题目:N (2 <= N <= 8,000) cows have unique brands in the range 1..N. In a spectacular display of poor judgment, they visited the neighborhood 'watering hole' and drank a few too many beers before dinner. When it was time to line up for their evening meal, they did not line up in the required ascending numerical order of their brands.

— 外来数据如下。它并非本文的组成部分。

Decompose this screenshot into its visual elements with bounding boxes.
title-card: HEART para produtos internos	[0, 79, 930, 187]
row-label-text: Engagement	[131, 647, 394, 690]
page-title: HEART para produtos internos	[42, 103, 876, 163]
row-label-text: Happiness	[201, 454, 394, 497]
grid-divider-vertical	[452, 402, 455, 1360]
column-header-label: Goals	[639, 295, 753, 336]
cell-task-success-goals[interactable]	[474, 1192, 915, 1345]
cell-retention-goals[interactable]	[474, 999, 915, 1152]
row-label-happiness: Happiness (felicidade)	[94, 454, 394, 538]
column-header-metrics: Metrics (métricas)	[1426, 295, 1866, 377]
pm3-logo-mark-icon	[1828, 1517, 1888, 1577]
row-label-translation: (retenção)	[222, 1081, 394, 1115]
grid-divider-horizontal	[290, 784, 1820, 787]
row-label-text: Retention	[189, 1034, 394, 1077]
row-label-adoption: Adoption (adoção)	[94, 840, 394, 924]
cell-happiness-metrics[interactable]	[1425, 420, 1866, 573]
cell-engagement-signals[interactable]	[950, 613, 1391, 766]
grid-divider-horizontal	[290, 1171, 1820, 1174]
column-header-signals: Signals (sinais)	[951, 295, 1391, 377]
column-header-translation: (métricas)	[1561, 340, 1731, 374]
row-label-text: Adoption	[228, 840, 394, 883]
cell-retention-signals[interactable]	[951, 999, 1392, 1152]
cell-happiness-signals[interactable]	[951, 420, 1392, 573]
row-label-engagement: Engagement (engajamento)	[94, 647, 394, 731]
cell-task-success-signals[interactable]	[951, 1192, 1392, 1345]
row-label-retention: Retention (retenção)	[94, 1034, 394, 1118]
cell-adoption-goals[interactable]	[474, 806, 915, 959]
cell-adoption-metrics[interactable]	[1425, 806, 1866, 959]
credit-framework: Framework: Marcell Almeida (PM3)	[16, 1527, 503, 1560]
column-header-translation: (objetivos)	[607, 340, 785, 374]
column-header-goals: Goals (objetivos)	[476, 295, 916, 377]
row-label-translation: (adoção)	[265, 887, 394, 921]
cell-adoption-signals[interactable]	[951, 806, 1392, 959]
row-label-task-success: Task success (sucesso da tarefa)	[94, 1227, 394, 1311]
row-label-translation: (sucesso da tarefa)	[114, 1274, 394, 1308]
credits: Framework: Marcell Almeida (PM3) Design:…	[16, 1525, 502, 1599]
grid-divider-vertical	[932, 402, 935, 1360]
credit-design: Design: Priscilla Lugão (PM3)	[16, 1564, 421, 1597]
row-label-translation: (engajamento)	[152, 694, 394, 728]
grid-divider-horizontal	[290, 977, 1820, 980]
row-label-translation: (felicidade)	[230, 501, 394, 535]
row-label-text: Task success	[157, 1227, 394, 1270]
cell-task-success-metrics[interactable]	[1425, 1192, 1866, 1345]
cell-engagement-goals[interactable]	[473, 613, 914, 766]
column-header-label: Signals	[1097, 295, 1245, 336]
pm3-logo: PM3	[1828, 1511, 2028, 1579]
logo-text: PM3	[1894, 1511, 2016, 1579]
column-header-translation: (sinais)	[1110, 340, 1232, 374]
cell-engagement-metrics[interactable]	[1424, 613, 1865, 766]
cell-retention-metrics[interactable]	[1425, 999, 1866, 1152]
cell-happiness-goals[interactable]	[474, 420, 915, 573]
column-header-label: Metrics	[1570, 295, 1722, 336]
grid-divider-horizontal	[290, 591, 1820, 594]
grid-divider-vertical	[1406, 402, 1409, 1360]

Regrettably, FJ does not have a way to sort them. Furthermore, he's not very good at observing problems. Instead of writing down each cow's brand, he determined a rather silly statistic: For each cow in line, he knows the number of cows that precede that cow in line that do, in fact, have smaller brands than that cow.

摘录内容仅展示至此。